Relayed from the Assembly Room, City Hall
National Orchestra of Wales
Conducted by Warwick Braithwaite
Bruch (1838-1920) was once Conductor of the Liverpool Philharmonic Society, and was for many years a famous teacher in Berlin. Kol Nidrei is a prayer intoned in some Jewish synagogues on the Day of Atonement.
Bruch used this sad chant as the basis of a piece for Solo 'Cello, Harp, and Orchestra.
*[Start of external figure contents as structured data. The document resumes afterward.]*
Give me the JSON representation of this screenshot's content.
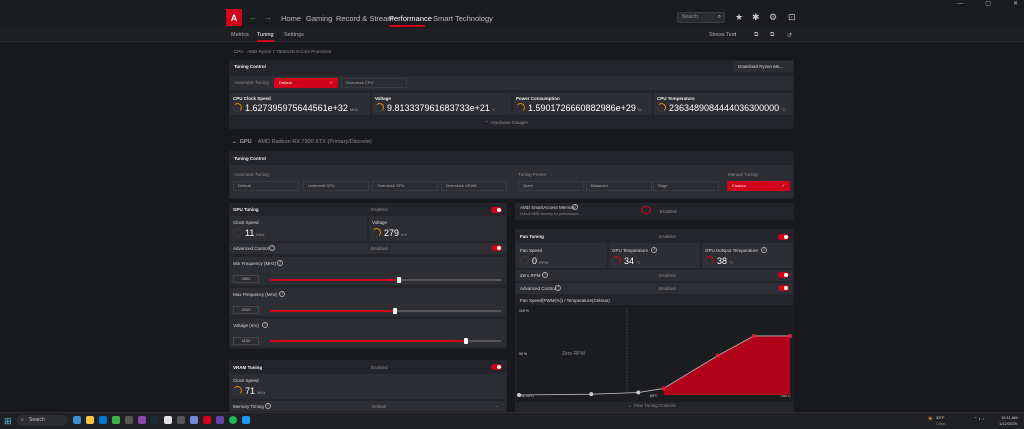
{
  "titlebar": {
    "minimize": "—",
    "maximize": "▢",
    "close": "✕"
  },
  "nav": {
    "logo": "A",
    "back": "←",
    "forward": "→",
    "items": [
      "Home",
      "Gaming",
      "Record & Stream",
      "Performance",
      "Smart Technology"
    ],
    "search_placeholder": "Search"
  },
  "subnav": {
    "items": [
      "Metrics",
      "Tuning",
      "Settings"
    ],
    "stress_test": "Stress Test"
  },
  "cpu": {
    "header": "CPU",
    "header_sub": "AMD Ryzen 7 7800X3D 8-Core Processor",
    "tuning_control": "Tuning Control",
    "download": "Download Ryzen Ma...",
    "automatic_tuning": "Automatic Tuning",
    "options": [
      "Default",
      "Overclock CPU"
    ],
    "metrics": [
      {
        "label": "CPU Clock Speed",
        "value": "1.627395975644561e+32",
        "unit": "MHz"
      },
      {
        "label": "Voltage",
        "value": "9.813337961683733e+21",
        "unit": "V"
      },
      {
        "label": "Power Consumption",
        "value": "1.5901726660882986e+29",
        "unit": "W"
      },
      {
        "label": "CPU Temperature",
        "value": "2363489084444036300000",
        "unit": "°C"
      }
    ],
    "hardware_gauges": "Hardware Gauges"
  },
  "gpu": {
    "header": "GPU",
    "header_sub": "AMD Radeon RX 7900 XTX (Primary/Discrete)",
    "tuning_control": "Tuning Control",
    "automatic_tuning": "Automatic Tuning",
    "auto_options": [
      "Default",
      "Undervolt GPU",
      "Overclock GPU",
      "Overclock VRAM"
    ],
    "tuning_preset": "Tuning Preset",
    "preset_options": [
      "Quiet",
      "Balanced",
      "Rage"
    ],
    "manual_tuning": "Manual Tuning",
    "manual_option": "Custom",
    "gpu_tuning": "GPU Tuning",
    "enabled": "Enabled",
    "clock_speed": "Clock Speed",
    "clock_value": "11",
    "clock_unit": "MHz",
    "voltage": "Voltage",
    "voltage_value": "279",
    "voltage_unit": "mV",
    "advanced_control": "Advanced Control",
    "min_freq": "Min Frequency (MHz)",
    "min_val": "2800",
    "max_freq": "Max Frequency (MHz)",
    "max_val": "2900",
    "voltage_mv": "Voltage (mV)",
    "volt_val": "1150",
    "min_pct": 0.56,
    "max_pct": 0.54,
    "volt_pct": 0.85,
    "vram_tuning": "VRAM Tuning",
    "vram_clock": "Clock Speed",
    "vram_value": "71",
    "vram_unit": "MHz",
    "memory_timing": "Memory Timing",
    "memory_default": "Default"
  },
  "sam": {
    "label": "AMD SmartAccess Memory",
    "sub": "Unlock AMD memory for performance",
    "status": "Enabled"
  },
  "fan": {
    "title": "Fan Tuning",
    "enabled": "Enabled",
    "fan_speed": "Fan Speed",
    "fan_value": "0",
    "fan_unit": "RPM",
    "gpu_temp": "GPU Temperature",
    "gpu_temp_value": "34",
    "gpu_temp_unit": "°C",
    "hotspot": "GPU Hotspot Temperature",
    "hotspot_value": "38",
    "hotspot_unit": "°C",
    "zero_rpm": "Zero RPM",
    "zero_status": "Enabled",
    "advanced": "Advanced Control",
    "adv_status": "Enabled",
    "curve_title": "Fan Speed(PWM(%)) / Temperature(Celsius)",
    "y_top": "100 %",
    "y_mid": "50 %",
    "origin": "0%, 25°C",
    "x_mid": "60°C",
    "x_end": "100°C",
    "zero_rpm_label": "Zero RPM",
    "fine": "Fine Tuning Controls",
    "curve": [
      [
        25,
        0
      ],
      [
        45,
        1
      ],
      [
        58,
        3
      ],
      [
        65,
        8
      ],
      [
        80,
        48
      ],
      [
        90,
        72
      ],
      [
        100,
        72
      ]
    ]
  },
  "taskbar": {
    "search": "Search",
    "weather": "33°F",
    "weather_sub": "Clear",
    "time": "10:11 AM",
    "date": "1/12/2025"
  },
  "colors": {
    "accent": "#d0021b",
    "bg": "#18191c",
    "panel": "#24252a"
  }
}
If we do not often hear the larger works of Moszkowski (1854-1925), he is a familiar friend to very many who have played his pianoforte duets. From Foreign Parts, or, of recent years, heard his light orchestral music broadcast. He composed also in the larger forms-a Symphony, Joan of Arc, Concertos for Pianoforte and Violin, a Ballet, and the Opera, Boabdil, The Last King of the Moors. This is founded on an incident in the war of the Spaniards and the Moors in the fifteenth century. The Ballet Music taken from the work consists of three pieces, a Spanish Malaguena (in three time, with a characteristic rhythm beginning with whole beat, two halves, whole), a Scherzo-Valse, and a Moorish Fantasia (two time, commencing with dignified chords and going on to build up the piece over a recurring motif that stumps about in the bass).